Maleva: Trouble is relative


Maleva the Fortune Teller was camping at the old rest stop on Route 50, and I couldn’t resist stopping by for a visit.

After all, Maleva is a legend. She is famous for warning Larry Talbot, the Wolf Man, about the curse that had befallen him when he was bitten by her own werewolf son. And now here she was in Hillsboro. I was very excited.

The weather across Hillsboro was mild, but it was dark and stormy at the rest stop when I approached Maleva’s small covered wagon. An old horse was tied to a nearby tree, grazing on the weeds and grass.

I peeked inside, where a single flickering candle illuminated her cramped quarters, which featured such oddities as a stuffed crow sitting on a rickety old cabinet, a crooked, knotty cane leaning against a battered tin wash basin, and in the corner a stack of DVDs, including three on top marked “Breaking Bad, Seasons 1-3.”

The tiny old woman sat with her back to me, staring into a crystal ball. Just as I was about to clear my throat to make myself known, she said in her thick Hungarian accent, “Come in, my son.”

I climbed into the wagon and sat down on a small wooden stool on the other side of her wobbly table. She never looked up, instead continuing to stare intensely into the crystal ball which sat in the middle of the table between us.

“You are troubled, my son,” she said.

“Not really,” I answered honestly.

“No, you are troubled,” she insisted. “All who come to me are troubled. Let me see your palm. Good, no pentagram. Most of my visitors are werewolves. If you do not suffer from the ancient curse, then you must want your future told, as it is revealed through the crystal.”

“Uh, sure,” I said. “But my future is probably boring. Can you tell me anything about the future of Hillsboro?”

She held out a withered, trembling hand, and after a moment I realized she was a for-profit enterprise. I reached into my pocket and dropped a few coins into her palm. For the first time, she looked up at me, giving me a stern glaze. I pulled out my wallet and handed her a 20. She nodded and tucked the money into a zipper pouch attached to a nylon belt around her waist.

She turned her attention again to the crystal ball, slowly moving both hands around the small, smoky globe. The candle seemed to flicker more brightly, casting ominous shadows against the tattered canvas of the wagon as the wind howled around us.

After a moment, she said, “I see no trouble in this town.”

I knew that couldn’t be right. “What about our mayor? He’s in lots of trouble.”

“Trouble? For what, my son?” she asked.

“Well, he may not have followed procedure for a $500 rebate he got back from a fee he paid, and he is accused of dumping personal trash into a city dumpster. He could be removed from office.”

Maleva looked up at me for the second time. She appeared confused, and said, “Removed from office? He must be a werewolf or a vampire!”
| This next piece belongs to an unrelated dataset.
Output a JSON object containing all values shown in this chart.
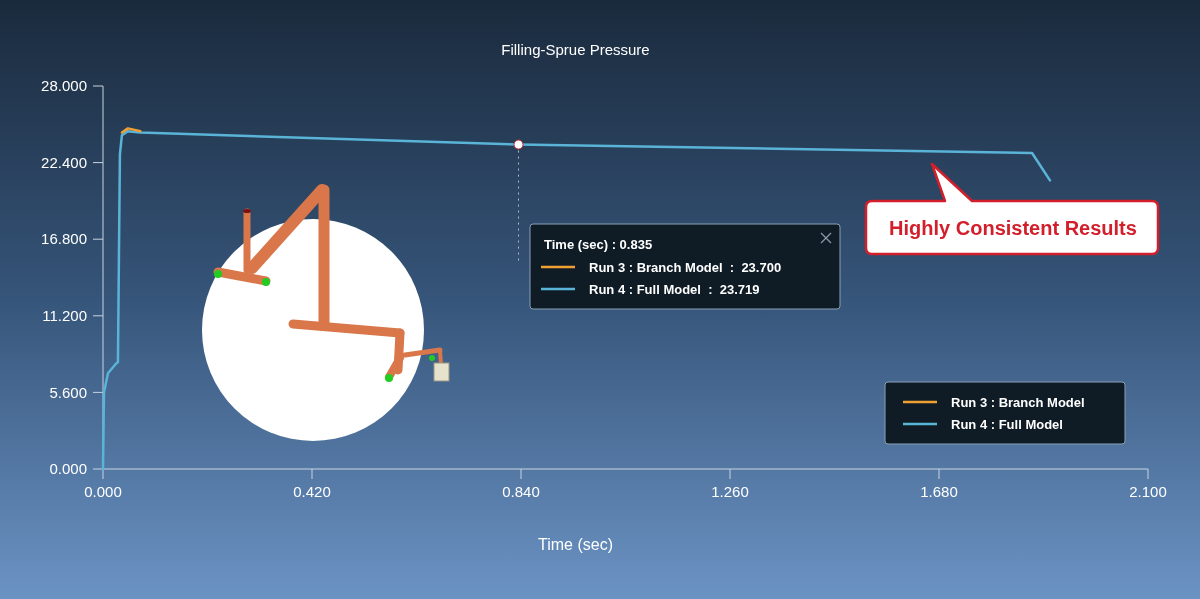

“Then he must keep townspeople chained in a secret dungeon.”


“He steals the souls from sleeping children?”


“He eats the brains of the living?”


She thought for a moment more, and then asked, “Does he burn down churches? Torture small animals? Poison the food? Steal the crops?”


She leaned forward and whispered, “In my town of Vasaria, in the old country, our mayor did all those things.”

“Wow,” I said. “Did you get rid of him?’

“Get rid of him?” she answered. “No, we re-elected him with 99 percent of the vote. He was much kinder than his opponent, whose campaign slogan was, ‘If Elected, I Will Kill You In Your Sleep.’”

She paused, and then asked, “So, this mayor who is in trouble. Does he worship the devil? Drink goat’s blood?”

“No,” I said.

Maleva shook her head slowly. “So let me understand. He is in trouble because he got money back that he paid, and he threw trash into a dumpster?”

“Oh, it’s not that simple,” I tried to explain. “There are procedures, and laws, and there’s a big investigation going on. Oh, and he says things on Facebook that upsets people sometimes.”

She nodded and patted my hand. “It sounds terrifying,” she said. “Try to stay strong. Meanwhile I must prepare to return to Vasaria. I don’t want to miss the Festival of the Bells.”

“Oh, you have one of those, too? So do we!” I said, happy that we may have finally found something to which we could both relate.

“How nice,” she said, brightening a little. “At your festival, do they tie the townspeople upside down inside the giant bells to use their skulls as the clappers? It makes the bells ring so loudly.”

“Uh, no,” I said.

“Then I think our festivals must be different,” she said with a shrug.

I stood up to say goodbye, but before I left, she reached into a small wooden box and withdrew a tiny silver cross on a chain. She carefully placed it around my neck.

“To ward off vampires?” I asked, truly grateful for her thoughtfulness.

“No,” she said, holding out her hand. “That will be $29.95, please. I’m in town until midnight. Tell your friends.”